Il 3 gennaio scorso è andato in onda su Rai Uno il film Chiara Lubich – L’amore vince tutto, regia dello stesso Campiotti che aveva scoperto Carmine Padula poco tempo prima. “Appena ho letto la sceneggiatura, ho subito accettato il progetto – afferma Carmine – mi sento molto vicino alla visione che la Lubich aveva della religione. Sento Dio molto presente nella mia vita. E come potrei non pensarlo? Parliamoci chiaro: sono un ragazzo che vive in un paesino della provincia di Foggia, figlio di persone lontane da quel mondo e che, grazie all’impegno e  anche a tanta fortuna, è riuscito ad arrivare dov’è. Per me, questa è opera Sua”.
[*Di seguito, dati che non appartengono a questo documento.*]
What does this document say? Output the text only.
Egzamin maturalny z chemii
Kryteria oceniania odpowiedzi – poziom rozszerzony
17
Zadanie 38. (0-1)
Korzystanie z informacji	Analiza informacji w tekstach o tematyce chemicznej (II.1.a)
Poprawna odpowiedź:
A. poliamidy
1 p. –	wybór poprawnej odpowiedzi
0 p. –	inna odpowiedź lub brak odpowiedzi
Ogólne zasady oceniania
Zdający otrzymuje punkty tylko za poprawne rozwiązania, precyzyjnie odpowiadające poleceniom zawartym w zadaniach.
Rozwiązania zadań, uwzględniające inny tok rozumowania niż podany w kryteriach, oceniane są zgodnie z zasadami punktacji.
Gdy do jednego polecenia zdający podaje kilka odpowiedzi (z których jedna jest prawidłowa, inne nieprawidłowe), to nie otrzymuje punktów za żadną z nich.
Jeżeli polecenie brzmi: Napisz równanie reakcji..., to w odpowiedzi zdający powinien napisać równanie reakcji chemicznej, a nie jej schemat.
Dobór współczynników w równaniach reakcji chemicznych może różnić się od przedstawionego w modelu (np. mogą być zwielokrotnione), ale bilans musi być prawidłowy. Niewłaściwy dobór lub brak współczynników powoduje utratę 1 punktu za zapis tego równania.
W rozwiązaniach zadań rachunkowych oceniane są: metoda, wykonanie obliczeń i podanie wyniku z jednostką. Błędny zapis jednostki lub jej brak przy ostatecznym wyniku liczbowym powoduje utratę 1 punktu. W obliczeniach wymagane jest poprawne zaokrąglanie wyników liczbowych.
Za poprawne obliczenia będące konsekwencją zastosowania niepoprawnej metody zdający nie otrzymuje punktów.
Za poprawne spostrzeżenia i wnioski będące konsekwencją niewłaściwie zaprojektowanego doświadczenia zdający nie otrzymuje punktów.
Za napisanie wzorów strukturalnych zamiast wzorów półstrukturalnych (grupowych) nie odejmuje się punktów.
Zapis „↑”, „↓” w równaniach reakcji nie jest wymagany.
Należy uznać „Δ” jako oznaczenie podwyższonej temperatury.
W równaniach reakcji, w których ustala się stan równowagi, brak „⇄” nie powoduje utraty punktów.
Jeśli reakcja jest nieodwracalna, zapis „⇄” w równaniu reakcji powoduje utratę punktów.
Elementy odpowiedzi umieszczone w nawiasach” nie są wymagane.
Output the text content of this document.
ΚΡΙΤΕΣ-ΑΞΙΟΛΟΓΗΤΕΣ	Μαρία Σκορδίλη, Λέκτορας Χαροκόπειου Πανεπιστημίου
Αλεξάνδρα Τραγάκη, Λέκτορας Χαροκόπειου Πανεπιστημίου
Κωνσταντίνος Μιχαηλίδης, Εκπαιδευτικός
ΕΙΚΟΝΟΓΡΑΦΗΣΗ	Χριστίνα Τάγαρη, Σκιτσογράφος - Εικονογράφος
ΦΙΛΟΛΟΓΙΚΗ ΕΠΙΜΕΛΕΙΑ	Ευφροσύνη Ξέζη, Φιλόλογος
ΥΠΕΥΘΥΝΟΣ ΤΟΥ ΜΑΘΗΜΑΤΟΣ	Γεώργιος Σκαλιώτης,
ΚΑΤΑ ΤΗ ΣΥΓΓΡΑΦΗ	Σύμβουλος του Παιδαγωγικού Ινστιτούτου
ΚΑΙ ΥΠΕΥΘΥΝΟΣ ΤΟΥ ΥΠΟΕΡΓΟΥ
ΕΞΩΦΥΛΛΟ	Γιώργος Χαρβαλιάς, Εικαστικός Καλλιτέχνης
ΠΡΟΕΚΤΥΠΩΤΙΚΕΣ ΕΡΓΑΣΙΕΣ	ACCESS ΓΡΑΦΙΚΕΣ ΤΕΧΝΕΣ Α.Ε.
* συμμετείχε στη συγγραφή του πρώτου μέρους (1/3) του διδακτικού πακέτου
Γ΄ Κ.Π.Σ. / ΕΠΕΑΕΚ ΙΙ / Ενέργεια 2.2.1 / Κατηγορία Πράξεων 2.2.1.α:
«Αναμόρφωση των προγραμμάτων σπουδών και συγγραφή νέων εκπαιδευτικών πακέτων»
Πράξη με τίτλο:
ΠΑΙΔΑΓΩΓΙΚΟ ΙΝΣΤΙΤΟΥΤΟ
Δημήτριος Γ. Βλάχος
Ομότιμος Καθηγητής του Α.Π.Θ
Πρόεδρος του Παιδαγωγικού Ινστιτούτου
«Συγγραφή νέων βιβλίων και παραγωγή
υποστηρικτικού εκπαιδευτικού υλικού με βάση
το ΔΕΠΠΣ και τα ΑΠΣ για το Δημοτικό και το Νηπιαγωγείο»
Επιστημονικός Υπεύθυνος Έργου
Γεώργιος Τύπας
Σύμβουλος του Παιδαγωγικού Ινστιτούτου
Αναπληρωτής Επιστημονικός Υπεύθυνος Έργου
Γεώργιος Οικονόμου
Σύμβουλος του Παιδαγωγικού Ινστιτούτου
Alla domanda che risulta quasi ironica, e cioè “Cosa vuoi fare da grande?”, Carmine Padula risponde così: “Vorrei continuare a lavorare per film con un grande significato etico come quelli a cui ho lavorato in questi anni. Il mio sogno è quello di realizzare musiche anche per film in costume, sarebbe veramente carino. Molto probabilmente sarò costretto ad abbandonare la mia terra e trasferirmi, nonostante io sia molto legato ad Apricena e alla Capitanata tutta. Spero con la mia arte di poter regalare qualcosa al mio territorio. Cerco sempre di esibirmi qui, anche se mi frutta di meno in termini di denaro. Spesso il nostro territorio non è abbastanza valorizzato e mi piacerebbe fare qualcosa”.

La Capitanata ha un nuovo artista di cui vantarsi, e il suo percorso sembra promettere molte sorprese come quelle che hanno trasformato la sua vita, rendendola simile alla realizzazione di un sogno.